San Antonio’s Ready to Work program: funding structure, results to date, and next policy decisions

A voter-approved workforce initiative built on time-limited sales tax revenue
San Antonio’s Ready to Work (RTW) program was authorized by voters in 2020 as a citywide workforce training and job-placement initiative funded through a dedicated 1/8-cent sales tax. The tax-supported funding window ran through the end of 2025, creating a fixed timeline for program design, enrollment, training, and outcomes measurement before city leaders must decide what, if anything, replaces the current funding model.
RTW is administered by the City’s Workforce Development Office and operates through multiple training and service partners. The program’s design combines coaching and navigation for participants with tuition or training support for approved pathways, followed by placement assistance aimed at moving residents into higher-paying jobs with benefits.
What the program measures: training participation versus “approved” job placements
RTW tracks several benchmarks, including enrollments into training and placement into “approved jobs,” a category defined by wage and job-quality thresholds tied to in-demand occupations. Public reporting has shown that thousands of residents have entered training through the program, while a smaller subset has reached approved job placement outcomes.
City figures released during the program’s operation have described average approved-job wages in the mid-$40,000 range annually. Those same updates have also highlighted the gap between job-placement aspirations and actual performance against internal targets, especially for placements within six months of completing training.
- RTW funding originated from a dedicated 1/8-cent sales tax approved by voters in 2020.

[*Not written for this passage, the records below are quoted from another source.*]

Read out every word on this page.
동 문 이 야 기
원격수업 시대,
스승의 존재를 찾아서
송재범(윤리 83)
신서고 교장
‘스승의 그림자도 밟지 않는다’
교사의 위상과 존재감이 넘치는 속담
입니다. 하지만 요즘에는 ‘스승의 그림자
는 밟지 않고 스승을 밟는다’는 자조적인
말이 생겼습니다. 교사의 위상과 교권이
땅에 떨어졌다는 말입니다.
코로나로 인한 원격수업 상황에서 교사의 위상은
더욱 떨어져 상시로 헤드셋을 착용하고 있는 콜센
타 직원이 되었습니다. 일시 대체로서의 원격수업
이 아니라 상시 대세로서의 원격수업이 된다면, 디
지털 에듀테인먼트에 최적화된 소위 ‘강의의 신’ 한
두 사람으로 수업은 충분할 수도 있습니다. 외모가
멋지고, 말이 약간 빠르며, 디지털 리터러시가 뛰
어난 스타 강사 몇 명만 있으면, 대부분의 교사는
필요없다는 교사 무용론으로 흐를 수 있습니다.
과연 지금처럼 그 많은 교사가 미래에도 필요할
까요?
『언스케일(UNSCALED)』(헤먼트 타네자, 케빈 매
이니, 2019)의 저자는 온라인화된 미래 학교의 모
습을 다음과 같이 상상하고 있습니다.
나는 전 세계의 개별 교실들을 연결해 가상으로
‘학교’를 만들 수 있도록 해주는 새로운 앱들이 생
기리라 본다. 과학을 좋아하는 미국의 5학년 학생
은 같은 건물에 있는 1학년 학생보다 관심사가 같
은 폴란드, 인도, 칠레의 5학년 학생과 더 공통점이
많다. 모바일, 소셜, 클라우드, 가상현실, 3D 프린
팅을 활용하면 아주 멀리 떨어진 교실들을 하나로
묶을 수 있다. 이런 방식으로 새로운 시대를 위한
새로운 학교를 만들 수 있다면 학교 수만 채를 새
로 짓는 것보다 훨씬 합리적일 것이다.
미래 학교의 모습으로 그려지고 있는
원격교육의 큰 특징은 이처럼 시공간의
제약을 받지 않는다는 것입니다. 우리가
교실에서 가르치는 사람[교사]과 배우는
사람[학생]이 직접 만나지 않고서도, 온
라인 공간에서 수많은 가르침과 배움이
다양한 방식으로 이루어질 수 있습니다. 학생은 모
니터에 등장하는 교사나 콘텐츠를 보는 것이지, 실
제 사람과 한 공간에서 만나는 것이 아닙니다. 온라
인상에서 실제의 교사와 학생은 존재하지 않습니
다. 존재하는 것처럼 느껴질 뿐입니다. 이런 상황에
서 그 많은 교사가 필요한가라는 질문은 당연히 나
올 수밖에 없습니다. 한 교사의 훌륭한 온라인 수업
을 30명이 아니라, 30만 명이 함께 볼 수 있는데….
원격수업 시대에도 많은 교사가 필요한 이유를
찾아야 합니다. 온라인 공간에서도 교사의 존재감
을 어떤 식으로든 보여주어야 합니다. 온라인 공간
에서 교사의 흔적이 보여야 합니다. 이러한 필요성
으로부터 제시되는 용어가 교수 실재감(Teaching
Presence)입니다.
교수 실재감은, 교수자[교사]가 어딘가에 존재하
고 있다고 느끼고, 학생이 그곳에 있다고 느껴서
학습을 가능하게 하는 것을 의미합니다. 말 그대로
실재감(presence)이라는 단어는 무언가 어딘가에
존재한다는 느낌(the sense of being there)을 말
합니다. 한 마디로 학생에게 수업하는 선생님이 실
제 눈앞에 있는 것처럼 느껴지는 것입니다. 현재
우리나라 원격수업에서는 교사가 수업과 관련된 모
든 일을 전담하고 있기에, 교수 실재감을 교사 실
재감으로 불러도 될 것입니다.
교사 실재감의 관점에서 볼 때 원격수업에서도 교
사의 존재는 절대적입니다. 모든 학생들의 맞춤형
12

- The program’s time-limited tax support expired at the end of 2025, increasing pressure on long-term planning.
- Reported outcomes distinguish between training participation and placement into approved jobs meeting wage and benefit standards.
Program evolution: employer-led training debates and governance changes
RTW’s structure has included employer-connected training models intended to align coursework with real job openings. Some of these models drew scrutiny over whether public dollars were subsidizing employer training that produced limited wage gains. City leadership subsequently moved to modify elements of employer-led training, including changes to incumbent worker approaches, as part of an effort to tighten the link between public spending and measurable wage outcomes for participants.

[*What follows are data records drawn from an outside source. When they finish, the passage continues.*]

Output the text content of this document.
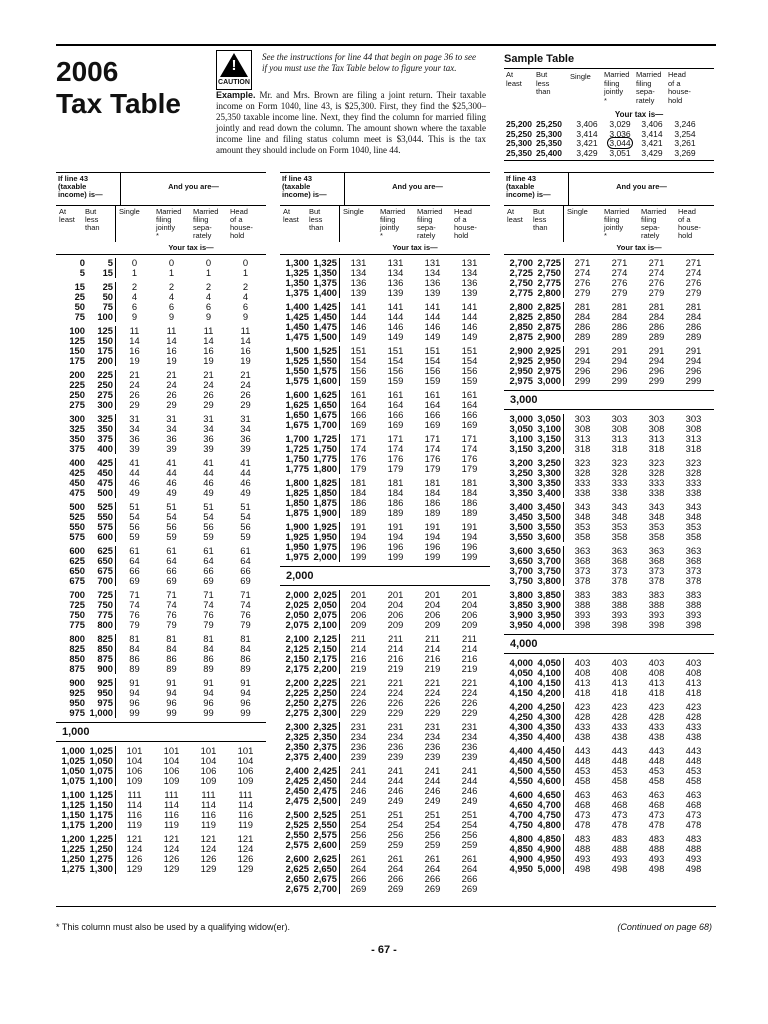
2006
Tax Table
!
CAUTION
See the instructions for line 44 that begin on page 36 to see if you must use the Tax Table below to figure your tax.
Example. Mr. and Mrs. Brown are filing a joint return. Their taxable income on Form 1040, line 43, is $25,300. First, they find the $25,300–25,350 taxable income line. Next, they find the column for married filing jointly and read down the column. The amount shown where the taxable income line and filing status column meet is $3,044. This is the tax amount they should include on Form 1040, line 44.
Sample Table
At
least
But
less
than
Single	Married
filing
jointly
*
Married
filing
sepa-
rately
Head
of a
house-
hold
Your tax is—
25,200 25,250	3,406	3,029	3,406	3,246
25,250 25,300	3,414	3,036	3,414	3,254
25,300 25,350	3,421	3,044	3,421	3,261
25,350 25,400	3,429	3,051	3,429	3,269
If line 43
(taxable
income) is—
And you are—
At
least
But
less
than
Single	Married
filing
jointly
*
Married
filing
sepa-
rately
Head
of a
house-
hold
Your tax is—
0	5	0	0	0	0
5	15	1	1	1	1
15	25	2	2	2	2
25	50	4	4	4	4
50	75	6	6	6	6
75	100	9	9	9	9
100	125	11	11	11	11
125	150	14	14	14	14
150	175	16	16	16	16
175	200	19	19	19	19
200	225	21	21	21	21
225	250	24	24	24	24
250	275	26	26	26	26
275	300	29	29	29	29
300	325	31	31	31	31
325	350	34	34	34	34
350	375	36	36	36	36
375	400	39	39	39	39
400	425	41	41	41	41
425	450	44	44	44	44
450	475	46	46	46	46
475	500	49	49	49	49
500	525	51	51	51	51
525	550	54	54	54	54
550	575	56	56	56	56
575	600	59	59	59	59
600	625	61	61	61	61
625	650	64	64	64	64
650	675	66	66	66	66
675	700	69	69	69	69
700	725	71	71	71	71
725	750	74	74	74	74
750	775	76	76	76	76
775	800	79	79	79	79
800	825	81	81	81	81
825	850	84	84	84	84
850	875	86	86	86	86
875	900	89	89	89	89
900	925	91	91	91	91
925	950	94	94	94	94
950	975	96	96	96	96
975 1,000	99	99	99	99
1,000
1,000 1,025	101	101	101	101
1,025 1,050	104	104	104	104
1,050 1,075	106	106	106	106
1,075 1,100	109	109	109	109
1,100 1,125	111	111	111	111
1,125 1,150	114	114	114	114
1,150 1,175	116	116	116	116
1,175 1,200	119	119	119	119
1,200 1,225	121	121	121	121
1,225 1,250	124	124	124	124
1,250 1,275	126	126	126	126
1,275 1,300	129	129	129	129
If line 43
(taxable
income) is—
And you are—
At
least
But
less
than
Single	Married
filing
jointly
*
Married
filing
sepa-
rately
Head
of a
house-
hold
Your tax is—
1,300 1,325	131	131	131	131
1,325 1,350	134	134	134	134
1,350 1,375	136	136	136	136
1,375 1,400	139	139	139	139
1,400 1,425	141	141	141	141
1,425 1,450	144	144	144	144
1,450 1,475	146	146	146	146
1,475 1,500	149	149	149	149
1,500 1,525	151	151	151	151
1,525 1,550	154	154	154	154
1,550 1,575	156	156	156	156
1,575 1,600	159	159	159	159
1,600 1,625	161	161	161	161
1,625 1,650	164	164	164	164
1,650 1,675	166	166	166	166
1,675 1,700	169	169	169	169
1,700 1,725	171	171	171	171
1,725 1,750	174	174	174	174
1,750 1,775	176	176	176	176
1,775 1,800	179	179	179	179
1,800 1,825	181	181	181	181
1,825 1,850	184	184	184	184
1,850 1,875	186	186	186	186
1,875 1,900	189	189	189	189
1,900 1,925	191	191	191	191
1,925 1,950	194	194	194	194
1,950 1,975	196	196	196	196
1,975 2,000	199	199	199	199
2,000
2,000 2,025	201	201	201	201
2,025 2,050	204	204	204	204
2,050 2,075	206	206	206	206
2,075 2,100	209	209	209	209
2,100 2,125	211	211	211	211
2,125 2,150	214	214	214	214
2,150 2,175	216	216	216	216
2,175 2,200	219	219	219	219
2,200 2,225	221	221	221	221
2,225 2,250	224	224	224	224
2,250 2,275	226	226	226	226
2,275 2,300	229	229	229	229
2,300 2,325	231	231	231	231
2,325 2,350	234	234	234	234
2,350 2,375	236	236	236	236
2,375 2,400	239	239	239	239
2,400 2,425	241	241	241	241
2,425 2,450	244	244	244	244
2,450 2,475	246	246	246	246
2,475 2,500	249	249	249	249
2,500 2,525	251	251	251	251
2,525 2,550	254	254	254	254
2,550 2,575	256	256	256	256
2,575 2,600	259	259	259	259
2,600 2,625	261	261	261	261
2,625 2,650	264	264	264	264
2,650 2,675	266	266	266	266
2,675 2,700	269	269	269	269
If line 43
(taxable
income) is—
And you are—
At
least
But
less
than
Single	Married
filing
jointly
*
Married
filing
sepa-
rately
Head
of a
house-
hold
Your tax is—
2,700 2,725	271	271	271	271
2,725 2,750	274	274	274	274
2,750 2,775	276	276	276	276
2,775 2,800	279	279	279	279
2,800 2,825	281	281	281	281
2,825 2,850	284	284	284	284
2,850 2,875	286	286	286	286
2,875 2,900	289	289	289	289
2,900 2,925	291	291	291	291
2,925 2,950	294	294	294	294
2,950 2,975	296	296	296	296
2,975 3,000	299	299	299	299
3,000
3,000 3,050	303	303	303	303
3,050 3,100	308	308	308	308
3,100 3,150	313	313	313	313
3,150 3,200	318	318	318	318
3,200 3,250	323	323	323	323
3,250 3,300	328	328	328	328
3,300 3,350	333	333	333	333
3,350 3,400	338	338	338	338
3,400 3,450	343	343	343	343
3,450 3,500	348	348	348	348
3,500 3,550	353	353	353	353
3,550 3,600	358	358	358	358
3,600 3,650	363	363	363	363
3,650 3,700	368	368	368	368
3,700 3,750	373	373	373	373
3,750 3,800	378	378	378	378
3,800 3,850	383	383	383	383
3,850 3,900	388	388	388	388
3,900 3,950	393	393	393	393
3,950 4,000	398	398	398	398
4,000
4,000 4,050	403	403	403	403
4,050 4,100	408	408	408	408
4,100 4,150	413	413	413	413
4,150 4,200	418	418	418	418
4,200 4,250	423	423	423	423
4,250 4,300	428	428	428	428
4,300 4,350	433	433	433	433
4,350 4,400	438	438	438	438
4,400 4,450	443	443	443	443
4,450 4,500	448	448	448	448
4,500 4,550	453	453	453	453
4,550 4,600	458	458	458	458
4,600 4,650	463	463	463	463
4,650 4,700	468	468	468	468
4,700 4,750	473	473	473	473
4,750 4,800	478	478	478	478
4,800 4,850	483	483	483	483
4,850 4,900	488	488	488	488
4,900 4,950	493	493	493	493
4,950 5,000	498	498	498	498
* This column must also be used by a qualifying widow(er).	(Continued on page 68)
- 67 -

The program has also been managed through annual budget actions. City Council has approved multi-year operating budgets that kept RTW active through fiscal years spanning mid-2024 through mid-2026, while also adding or expanding training partnerships in areas such as aviation, cybersecurity, business, and nursing. These budget decisions indicate continued institutional commitment even as the original sales-tax authority has ended.
RTW’s central policy question for 2026 is whether future funding should preserve the program at current scale, narrow it to fewer high-demand pathways, or move to a smaller model supported by multiple funding sources.
What comes next: tighter performance expectations and sustainability beyond the original tax
Entering 2026, the debate has shifted from whether RTW should exist to what performance levels it must reach and how it should be financed in the future. City leadership has discussed raising placement expectations and narrowing lower-performing training tracks, signaling a move toward stricter accountability and faster transitions from training to approved employment.
At the same time, RTW’s long-run sustainability is no longer a theoretical concern: with the original tax authorization concluded, the City must determine how ongoing services will be funded and what scale is feasible, while maintaining the program’s stated objective of moving residents into higher-quality work.